Research project
Seismic Cities
- Start date: 8 January 2017
- End date: 31 March 2017
- Funder: Natural Environment Research Council; Global Challenges Research Fund
- Co-investigators: Simon Popple, Dr Tom Jackson
Description
Seismic Cities is an interdisciplinary research project with the long-term aim of addressing the sustainable cities and communities challenge in urban regions prone to earthquake hazard by increasing resilience to such seismic shocks. We believe that bringing together diverse actors with a focus on a specific ‘Seismic City’ is a powerful mechanism to achieve this. One of the key aims of this project is to develop a blueprint for the long-term Seismic Cities concept and to test ideas and methodologies in a city that has experienced a large earthquake in recent times, namely Santiago in Chile. Seismic Cities is funded by the UK’s Natural Environment Research Council (NERC) as part of its Global Challenges Research Fund.

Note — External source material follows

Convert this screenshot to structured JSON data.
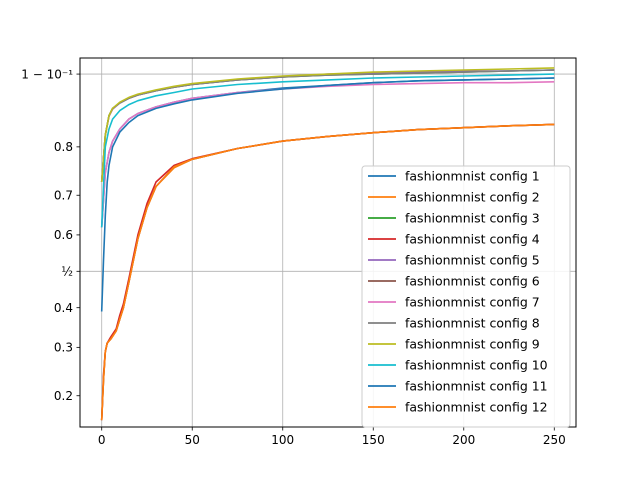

As part of the project, Simon Popple and Dr Tom Jackson have been working on how communities experience seismic events and what can be learned from exploring their experiences in relation to the spaces they inhabit. They have been looking at and documenting how a range of citizens and organisations prepare for seismic events, focusing on how knowledge and training can be transferred between groups and citizens through the use of 'immersive' technologies and storytelling. This transfer of knowledge also happens through exploring the potential of communities using low-cost technologies and participatory filmmaking, sound recording and photography to autonomise and then scale these practices for other communities at risk.
Seismic Cities’ methodology has built on a range of previous projects that used the AHRC-funded Pararchive Project and the YARN community tool to engage communities in participatory arts projects centred on storytelling and other creative practices to examine issues of concern within their own communities and across broader community networks.